Filmkritik
Langweilige Reise
Ausgestattet mit Zelt, Kochzeug, Moskitonetz und vor allem einer Bibliothek machen sich zwei Frauen 1939 auf gen Osten. Beide stammen aus besseren Kreisen und wissen nicht so recht, was mit ihrem Leben anfangen. Jede hat ein anderes Tal in Afghanistan als Ziel, keine erreicht es.
Die Namen der Reisenden sind Annemarie Schwarzenbach (gespielt von Jeannette Hain) und Ella Maillart (Nina Petri). Die Reise ist historisch verbürgt. Dass sie so problemlos über die Bühne ging wie uns dies das Regie-Duo Fosco und Donatello Dubini weis machen wollen, darf bezweifelt werden.
Annemarie Schwarzenbach fasziniert seit ihrer Wiederentdeckung in den achtziger Jahren die Schweiz. Die Tochter aus besserem Hause, Enkelin von General Wille, Freundin von Klaus und Erika Mann, Diplomatengattin und offene Lesbe, vereinte die Widersprüche ihrer Zeit in sich und ging an ihnen zu Grunde. Ihre androgyne Schönheit wurde auf vielen Fotos festgehalten und bekannter als ihre literarischen Texte. Offensichtlich liessen sich auch Fosco und Donatello Dubini von der ungewöhnlichen Biographie gefangen nehmen. Sie konzentrieren sich auf einen kurzen Ausschnitt aus ihrem Leben: Ihre vierte und letzte Reise nach Afghanistan, die sie gemeinsam mit der Abenteuerin Elle Maillart unternahm, und die in dem Buch „Das glückliche Tal“ ihren Niederschlag fand.
Die Reise liefert den malerischen Hintergrund für den Film. Die baumlose Wüstenlandschaft aus Sand und Stein gibt grandiose Aufnahmen her. Umso uninteressanter ist, was im Vordergrund geschieht. Wenn die Reise am Schluss durch den Ausbruch des zweiten Weltkriegs unterbrochen wird und die beiden Frauen getrennte Wege weitergehen, fragt Ella Maillart sich und Annemarie Schwarzenbach: „Warum liebe ich dich bloss so sehr?“ und im Publikum wundert man sich, was man denn hier verpasst hat; ausser einigen abgewiesenen Annäherungsversuchen von Seiten Annemarie Schwarzenbachs bekommt man von dieser Liebe, und überhaupt von dem, was in den beiden Frauen vorgeht, wenig mit. Gerüchteweise ist zu vernehmen, dass Maillarts Familie mit Klagen gedroht haben, wenn die lesbische Liebe im Film zu deutlich würde.

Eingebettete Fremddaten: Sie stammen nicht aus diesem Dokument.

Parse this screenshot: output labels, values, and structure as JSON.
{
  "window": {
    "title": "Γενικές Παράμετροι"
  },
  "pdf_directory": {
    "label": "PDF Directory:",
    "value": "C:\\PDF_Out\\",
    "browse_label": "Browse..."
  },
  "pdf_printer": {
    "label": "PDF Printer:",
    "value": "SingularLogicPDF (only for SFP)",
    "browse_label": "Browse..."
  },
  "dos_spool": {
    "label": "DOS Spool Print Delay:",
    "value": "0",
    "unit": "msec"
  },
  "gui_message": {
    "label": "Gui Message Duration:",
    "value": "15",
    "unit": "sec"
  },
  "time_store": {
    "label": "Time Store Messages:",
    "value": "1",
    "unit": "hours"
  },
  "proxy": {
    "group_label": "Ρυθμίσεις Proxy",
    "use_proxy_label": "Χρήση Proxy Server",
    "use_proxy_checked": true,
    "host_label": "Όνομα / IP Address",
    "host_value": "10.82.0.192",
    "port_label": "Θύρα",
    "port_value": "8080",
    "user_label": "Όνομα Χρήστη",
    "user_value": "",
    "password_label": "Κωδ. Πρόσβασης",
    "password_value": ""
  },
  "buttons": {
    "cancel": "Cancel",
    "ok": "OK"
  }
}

Da erwartet man denn, dass die Reise ausser schönen Landschaften noch etwas mehr hergibt – und wird enttäuscht. Schwierigkeiten, die sich hie und da ergeben, zum Beispiel ein Auto, das den Geist aufgibt, ein Grenzwächter, der sie nicht einreisen lassen will, ein Schäfer, der Maillart angreift – alle diese Probleme werden im Handumdrehen gelöst.
Es gehe „um Freundschaft und Beziehung und um die Erfahrung in der Fremde mit sich selbst auf dem Hintergrund der politischen Situation 1939 in Europa und dem Orient“ ist den Presseunterlagen zu entnehmen. Dieses Ziel wurde eindeutig nicht erreicht; weder werden die Frauen als Persönlichkeiten interessant, noch kriegt man wirklich mit, was zwischen den beiden abläuft. Und die Landschaftsaufnahmen halten das Interesse auf die Dauer auch nicht wach.